Дневничок, похоже, я влюбилась. Не могу даже описать это состояние. Я думаю о Стёпке постоянно. Мне хочется видеть его, держать за руку, перебирать его вьющиеся волосы, слышать его голос в трубке. Твержу себе: «Не время!» Помогает слабо. Тем более что…

Сегодня Стёпа признался мне в любви. Да, Валентинов день. Я знаю, как тяжело быть одиноким именно в этот праздник. Собственно, 14 февраля праздником никто не объявлял. Пока это просто дата, которую отмечают. Повсюду разбросаны валентинки, яркие, разноцветные шарики, красивые мягкие игрушки. Так хочется подарить это любимому человеку. И когда такого человека нет, сердце просто разрывается на части. Я всегда ждала этого дня с тайной надеждой на чудо. И вдруг… чудо произошло. Оно позвонило в дверь, подарило мне огромный букет роз и хрустальную валентинку. Потом встало на колени и поцеловало мою руку. Мне казалось, я расплачусь от счастья.

…Весь день мы бродили по городу.
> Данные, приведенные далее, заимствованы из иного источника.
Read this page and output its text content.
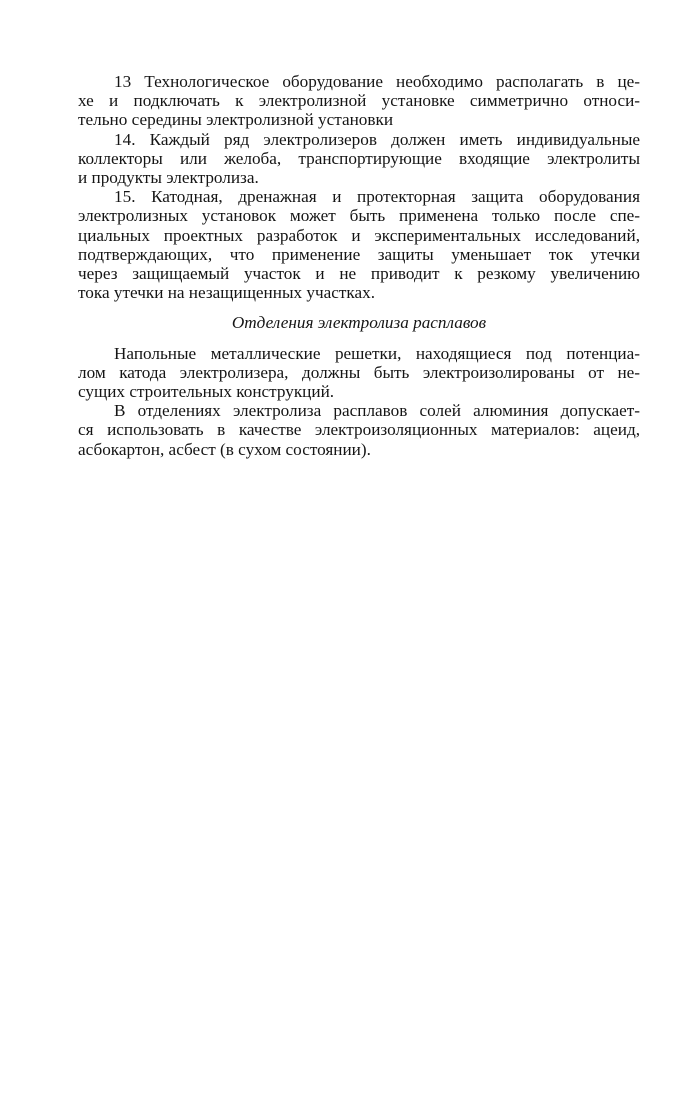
13 Технологическое оборудование необходимо располагать в це-
хе и подключать к электролизной установке симметрично относи-
тельно середины электролизной установки
14. Каждый ряд электролизеров должен иметь индивидуальные
коллекторы или желоба, транспортирующие входящие электролиты
и продукты электролиза.
15. Катодная, дренажная и протекторная защита оборудования
электролизных установок может быть применена только после спе-
циальных проектных разработок и экспериментальных исследований,
подтверждающих, что применение защиты уменьшает ток утечки
через защищаемый участок и не приводит к резкому увеличению
тока утечки на незащищенных участках.
Отделения электролиза расплавов
Напольные металлические решетки, находящиеся под потенциа-
лом катода электролизера, должны быть электроизолированы от не-
сущих строительных конструкций.
В отделениях электролиза расплавов солей алюминия допускает-
ся использовать в качестве электроизоляционных материалов: ацеид,
асбокартон, асбест (в сухом состоянии).
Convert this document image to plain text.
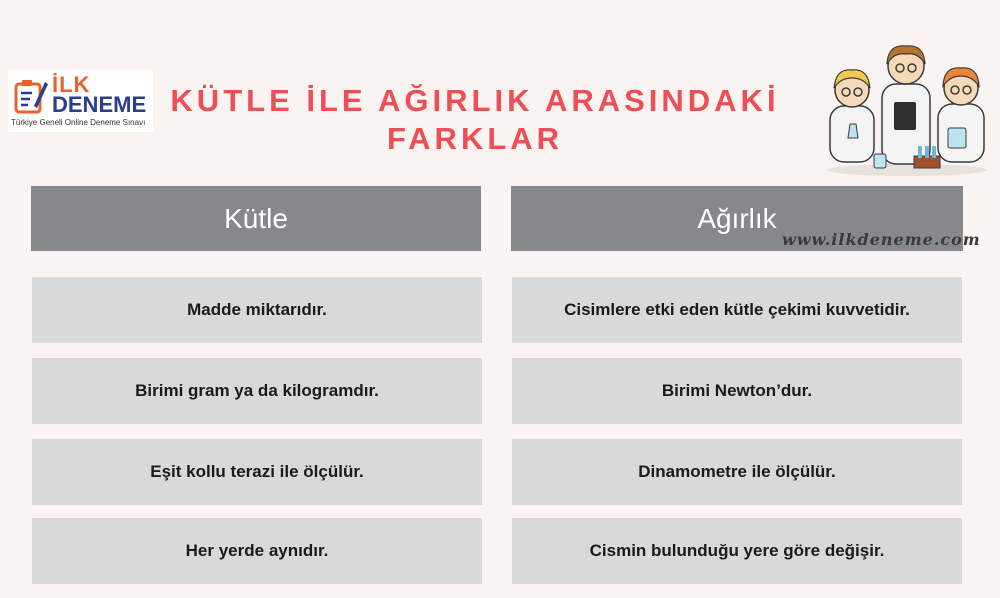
İLK
DENEME
Türkiye Geneli Online Deneme Sınavı
KÜTLE İLE AĞIRLIK ARASINDAKİ
FARKLAR
Kütle	Ağırlık
www.ilkdeneme.com
Madde miktarıdır.
Birimi gram ya da kilogramdır.
Eşit kollu terazi ile ölçülür.
Her yerde aynıdır.
Cisimlere etki eden kütle çekimi kuvvetidir.
Birimi Newton’dur.
Dinamometre ile ölçülür.
Cismin bulunduğu yere göre değişir.
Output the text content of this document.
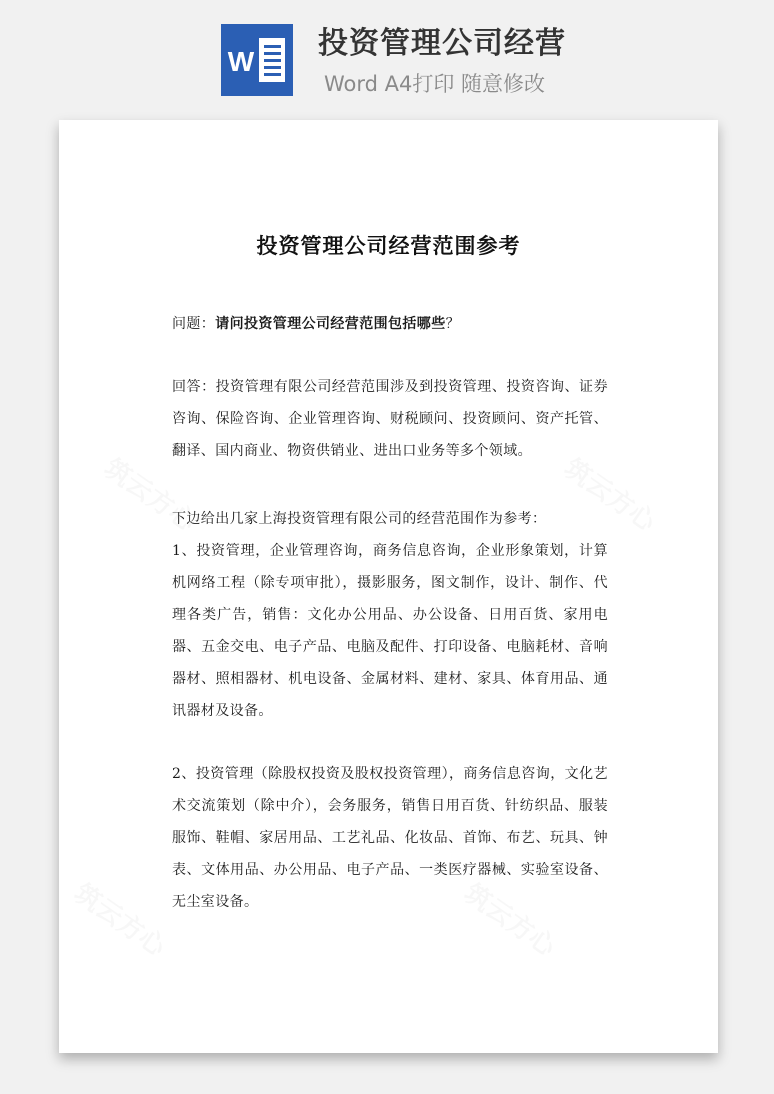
W
投资管理公司经营
Word A4打印 随意修改
筑云方心	筑云方心
筑云方心	筑云方心
投资管理公司经营范围参考
问题：请问投资管理公司经营范围包括哪些？
回答：投资管理有限公司经营范围涉及到投资管理、投资咨询、证券咨询、保险咨询、企业管理咨询、财税顾问、投资顾问、资产托管、翻译、国内商业、物资供销业、进出口业务等多个领域。
下边给出几家上海投资管理有限公司的经营范围作为参考：
1、投资管理，企业管理咨询，商务信息咨询，企业形象策划，计算机网络工程（除专项审批），摄影服务，图文制作，设计、制作、代理各类广告，销售：文化办公用品、办公设备、日用百货、家用电器、五金交电、电子产品、电脑及配件、打印设备、电脑耗材、音响器材、照相器材、机电设备、金属材料、建材、家具、体育用品、通讯器材及设备。
2、投资管理（除股权投资及股权投资管理），商务信息咨询，文化艺术交流策划（除中介），会务服务，销售日用百货、针纺织品、服装服饰、鞋帽、家居用品、工艺礼品、化妆品、首饰、布艺、玩具、钟表、文体用品、办公用品、电子产品、一类医疗器械、实验室设备、无尘室设备。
Пили обжигающе горячий кофе в «Легенде» и смотрели из огромных окон кафе на вечерние, принарядившиеся фонарями улицы. Потом ходили по парку. Слушали, как скрипит под ногами снег… Я всё время боялась, что Стёпа меня поцелует. Точнее, даже не боялась – просто безумно хотела, чтобы его губы коснулись моих, и дрожала от мысли, что это может произойти. Он так меня и не поцеловал. Но даже от его прикосновений к моим ладоням ток шёл по коже…

16 февраля 2000 года

Влюбляюсь в него всё больше. Скучаю, когда он выходит из класса. Пишу глупые стихи на листочках для черновиков и совсем не слежу за объяснениями учителей. Дома не могу сосредоточиться на уроках и трачу на домашнее задание в два раза больше времени, чем раньше… Влюбляюсь… И от этого чувствую себя необыкновенно, волшебно счастливой. Как будто солнце сияет только для меня. Нет, для нас двоих…

И не могу не думать о подругах. Радуюсь за Олю и Дика. У Оли такие счастливые глаза. Она говорит, что они точно поженятся, как только Оля закончит школу. И не могу не грустить о Наташе. Она очень спокойная, сосредоточенная и какая-то… тихая. С того дня, когда она приехала ко мне ранним субботним утром, мы больше ни разу не говорили о Петровском. Наташа всё так же приветлива, мы бегаем друг к другу на переменах, созваниваемся вечерами и даже о чём-то говорим, пока в трубке не повисает тяжёлая тишина. Честное слово, я боюсь за неё. Боюсь, как бы она не сделала с собой какой-нибудь глупости.

17 февраля 2000 года

Дима приедет не 19-го, а 28-го. Так маме сегодня сказали на работе. И наконец-то доставили указ о её назначении судьёй. Ровно через неделю она выйдет на новую работу. Интересно, как это, когда оба родителя – судьи? Подозреваю, что весело. Особенно когда им обоим попадает «шлея под мантию».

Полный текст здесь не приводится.